Mr. GILLIAM on locating in Lynchburg engaged as a partner in the wholesale grocery business and also in that of tobacco commission merchant. Subsequently he organized a wholesale and retail furniture concern, following that with a profitable venture in wholesale boots and shoes. For ten years he applied his energies to this enterprise, at the end of that period selling out to his partners, in order to turn his attention exclusively to developing coal properties and banking interests in which he was concerned. His sagacity has been amply demonstrated in the marvelous development of the coal mines in Southwest Virginia and West Virginia. He took hold a few years ago at a fortunate time, and is now identified with interests there whose dividends stamp the black diamonds of Virginia mountains as a more attractive investment than the gold of the Klondike. Intelligence to see and nerve to act are Mr. GILLIAM's, and he has steadily increased his holdings in this field. He is president of the GILLIAM, the Arlington, the Shawnee, the Glen Alum, and the Lee Coal and Coke companies, whose head offices are in Lynchburg, the mines being mostly in West Virginia. His career in the world of finance has been as conspicuously successful, and he is president of no less than half a dozen banks in Virginia—the National Exchange of Lynchburg, the Lynchburg Trust and Savings company, the First National, of Clifton Forge; the Russell County bank, of Lebanon, Virginia; the Powell's Valley bank, of Jonesville, the Bank of Highland, of Monterey, and a branch of the Lynchburg Trust and Savings company, at Bedford City. He is also president of the Quinn-Marshall company, dry goods, and a special partner in the Lynchburg Shoe company—both of these being among the city's big wholesale houses. At the same time Mr. GILLIAM is chairman of the committee on finance of the upper branch of the city council, and he discharges this unsalaried civic duty with the same application of ability and effort that he bestows upon his personal concerns.

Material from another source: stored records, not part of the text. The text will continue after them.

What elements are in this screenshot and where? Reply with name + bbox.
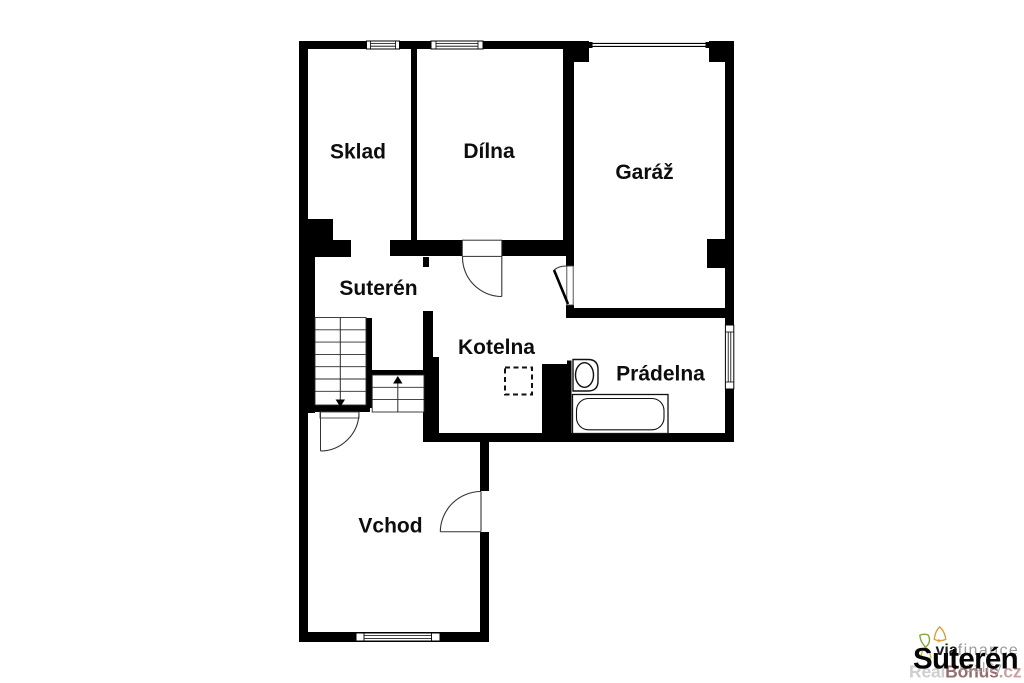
svg-text:Suterén: Suterén [339, 277, 417, 300]
svg-text:Suterén: Suterén [913, 642, 1018, 675]
svg-text:Prádelna: Prádelna [616, 363, 705, 386]
svg-text:Vchod: Vchod [358, 515, 422, 538]
svg-text:Sklad: Sklad [330, 141, 386, 164]
svg-text:Kotelna: Kotelna [458, 336, 535, 359]
svg-text:Dílna: Dílna [463, 140, 515, 163]
svg-text:Garáž: Garáž [615, 161, 673, 184]
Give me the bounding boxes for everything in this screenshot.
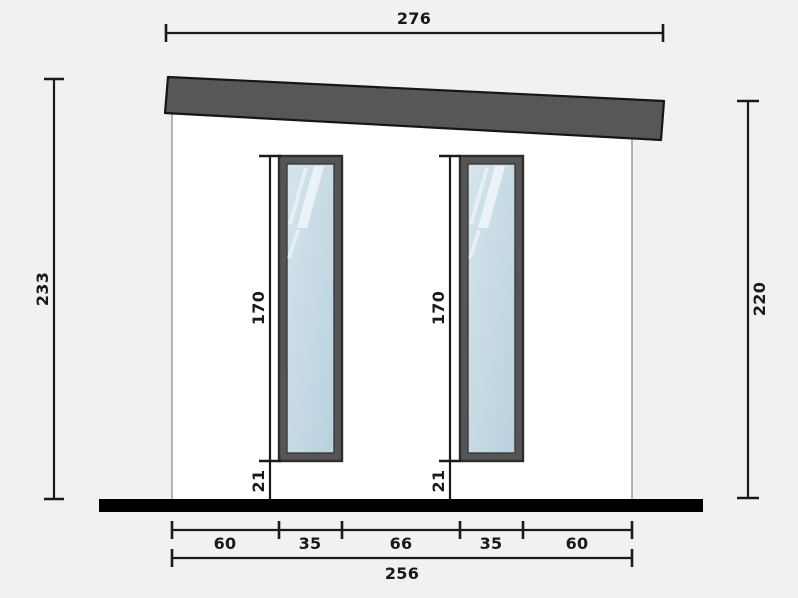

A long list that, and Mr. GILLIAM neglects nothing. All his early and later experience has combined with his strong mental endowment to equip him for his work. The active occupations of his youth, keeping him much in the open air and in touch with men; his early assumption of practical responsibilities; the fact that up to the time he became a bank president he never received a cent of salary, his compensation for his labor thus being what he could realize through his own energy and initiative—these things contributed to the development of a self-reliant, judicious, progressive individuality. The advice he gives as the result of his observation and experience is brief and clear: Be prompt; put thought and mind and time on what you have to do; cultivate the virtue of economy. Physically Mr. GILLIAM is "fit," and horseback riding is his favorite form of recreation. With duties which claim his solicitude in industrial fields, in finance, in commerce, in church, in benevolent order, in municipal affairs, he is an exceedingly busy man, resourceful and effective.

His address is Lynchburg, Virginia.


Sources
  • Men of mark in Virginia. Ideals of American life. A collection of biographies and autobiographies of the leading men in the State. Ed. Lyon Gardener Tyler. Washington, D.C.: Men of Mark Publishing Company, 1906-9. 5 vols.